Investigation of Biomass Combustion and Conceptual Design  of a Fluidized-Bed

Muhtadin; Erdiwansyah; Mahidin; M. Faisal; Mahyudin; Hamdani; Khairil; Maizirwan  Mel

Authors

Muhtadin Department of Mechanical Engineering, Universitas Abulyatama Aceh, Aceh Besar 23372, Indonesia
Erdiwansyah Faculty of Engineering, Universitas Serambi Mekkah, Banda Aceh 23245, Indonesia
Mahidin Department of Chemical Engineering, Universitas Syiah Kuala, Banda Aceh 23111, Indonesia
M. Faisal Department of Mechanical Engineering, Universitas Abulyatama Aceh, Aceh Besar 23372, Indonesia
Mahyudin Department of Mechanical Engineering, Universitas Abulyatama Aceh, Aceh Besar 23372, Indonesia
Hamdani Department of Mechanical Engineering, Universitas Syiah Kuala, Banda Aceh 23111, Indonesia
Khairil Department of Mechanical Engineering, Universitas Syiah Kuala, Banda Aceh 23111, Indonesia
Maizirwan Mel Department of Biotechnology Engineering, Kulliyah of Engineering, International Islamic University Malaysia, Gombak 53100 Kuala Lumpur, Malaysia

Keywords:

Combustion, Biomass, Oil palm, Fluidized-bed, Conceptual model

Abstract

This study investigates the combustion process of empty fruit bunches (EFB) and palm kernel shells (PKS) in a bubbly fluidized-bed combustion chamber.
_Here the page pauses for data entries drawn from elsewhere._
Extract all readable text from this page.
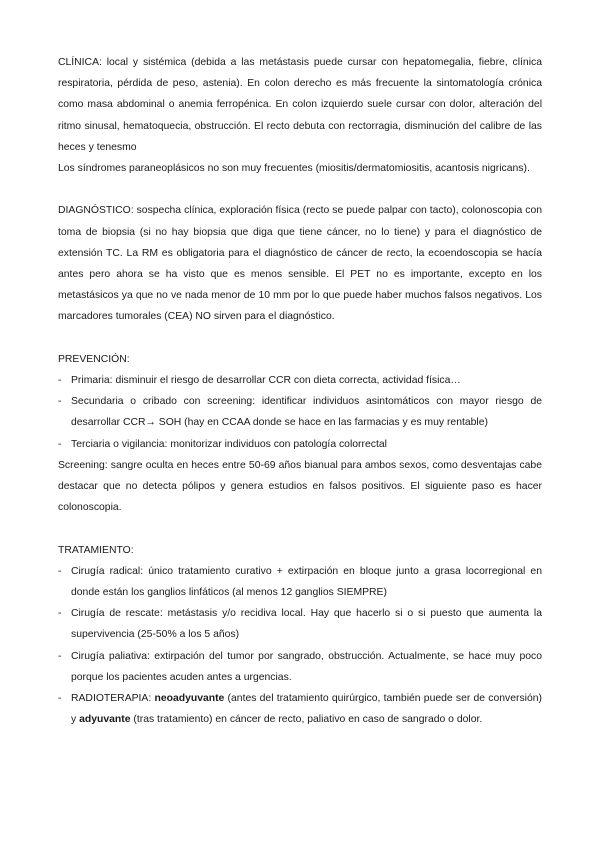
CLÍNICA: local y sistémica (debida a las metástasis puede cursar con hepatomegalia, fiebre, clínica respiratoria, pérdida de peso, astenia). En colon derecho es más frecuente la sintomatología crónica como masa abdominal o anemia ferropénica. En colon izquierdo suele cursar con dolor, alteración del ritmo sinusal, hematoquecia, obstrucción. El recto debuta con rectorragia, disminución del calibre de las heces y tenesmo

Los síndromes paraneoplásicos no son muy frecuentes (miositis/dermatomiositis, acantosis nigricans).

DIAGNÓSTICO: sospecha clínica, exploración física (recto se puede palpar con tacto), colonoscopia con toma de biopsia (si no hay biopsia que diga que tiene cáncer, no lo tiene) y para el diagnóstico de extensión TC. La RM es obligatoria para el diagnóstico de cáncer de recto, la ecoendoscopia se hacía antes pero ahora se ha visto que es menos sensible. El PET no es importante, excepto en los metastásicos ya que no ve nada menor de 10 mm por lo que puede haber muchos falsos negativos. Los marcadores tumorales (CEA) NO sirven para el diagnóstico.

PREVENCIÓN:

- Primaria: disminuir el riesgo de desarrollar CCR con dieta correcta, actividad física…
- Secundaria o cribado con screening: identificar individuos asintomáticos con mayor riesgo de desarrollar CCR→ SOH (hay en CCAA donde se hace en las farmacias y es muy rentable)
- Terciaria o vigilancia: monitorizar individuos con patología colorrectal

Screening: sangre oculta en heces entre 50-69 años bianual para ambos sexos, como desventajas cabe destacar que no detecta pólipos y genera estudios en falsos positivos. El siguiente paso es hacer colonoscopia.

TRATAMIENTO:

- Cirugía radical: único tratamiento curativo + extirpación en bloque junto a grasa locorregional en donde están los ganglios linfáticos (al menos 12 ganglios SIEMPRE)
- Cirugía de rescate: metástasis y/o recidiva local. Hay que hacerlo si o si puesto que aumenta la supervivencia (25-50% a los 5 años)
- Cirugía paliativa: extirpación del tumor por sangrado, obstrucción. Actualmente, se hace muy poco porque los pacientes acuden antes a urgencias.
- RADIOTERAPIA: neoadyuvante (antes del tratamiento quirúrgico, también puede ser de conversión) y adyuvante (tras tratamiento) en cáncer de recto, paliativo en caso de sangrado o dolor.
The biomass combustion simulation process uses a kinetic model consisting of chemical kinetic and hydrodynamic flow. This modelling is based on the two-phase theory in the fluidized bed. Where both phases in the bed are assumed that there are a mass and energy transfer between them. These phases include the emulsion phase and the bubble phase which contains solid particles. The constant temperatures throughout the reactor are assumed in this modelling. This study also investigates the parametric and effects of various parameters carried out. The experimental research shows that there is a change in bed diameter and has a negligible effect on combustion performance. The results of biomass combustion experiments with a fluidized-bed design have promising and satisfying results compared to several experimental studies in the literature. In addition, the increase in reactor temperature and a bed height of combustion efficiency also increased. However, the moisture of the biomass and the speed of the fuel entering can affect various for combustion efficiencies. Suitable operating conditions can produce maximum overall efficiency.